Defence organisations are moving away from GNSS-only solutions for position information, instead adopting inertial navigation systems (INS) solutions that provide the necessary precision and reliable dead-reckoning performance due to the widespread use of GNSS jamming and spoofing technologies.
An artificial neural network has self-learning capabilities that enable it to convert inputs from various sensors into better resulting outputs as more data becomes available over time.

Advanced Navigation’s solution uses the long short-term memory (LSTM) AI principle, which is well-suited to classifying, processing, and making predictions based on sensor data with a variable duration between important events. It relies on three types of memory: long-term learning, short-term learning, and deep learning.

The ANN filter is more accurate in sensor error tracking and provides integrity monitoring that is far superior to traditional filters. It is capable of rejecting erroneous measurements and adjusting accuracies for inconsistent data at a much deeper level. This gives the system greater performance in difficult conditions, especially noticeable in multi-path (reflected signals) GNSS conditions, such as urban canyons.
The use of non-linear constraints with ANN allows air jordan 1 high skyline for a far more thorough, real-world dynamic vehicle motion model, which in turn results in better tracking of errors, more reliable data, and higher accuracy than the traditional linear constraints.
Advanced Navigation’s INS offerings are developed on high-end microprocessors, which operate at relatively low power, due to the implementation of a highly constrained AI learning model.
Their breakthrough innovations are available in several IMU and INS solutions that are very competitive in terms of minimal size, weight, and power consumption. Field tests have shown the real-world performance of Advanced Navigation INS solutions to be of high quality.
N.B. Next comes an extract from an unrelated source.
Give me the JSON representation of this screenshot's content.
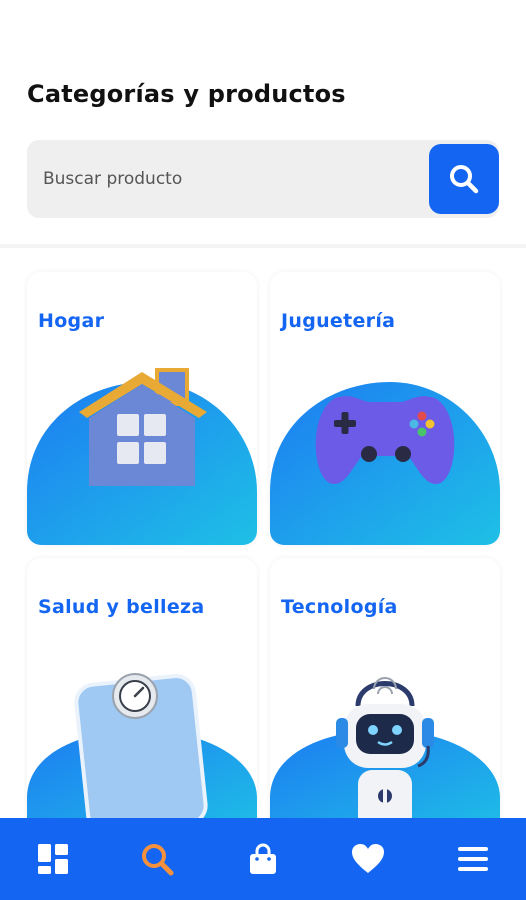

Kumbirai is a GIS & MEAL specialist using geospatial analytics nike roshe runs cute girls shoes vans high tops to advance global health and social impact. A certified Data Protection Officer (DPO), an open-data advocate and self-taught software developer, he builds web GIS tools that turn field data into decisions. He lectures in GIS/Remote Sensing and mentors emerging practitioners. Founder of a geospatial startup and nonprofit, he believes, “Real geospatial innovation happens when we empower communities with the right tools and knowledge.” Open to consulting and collaborations.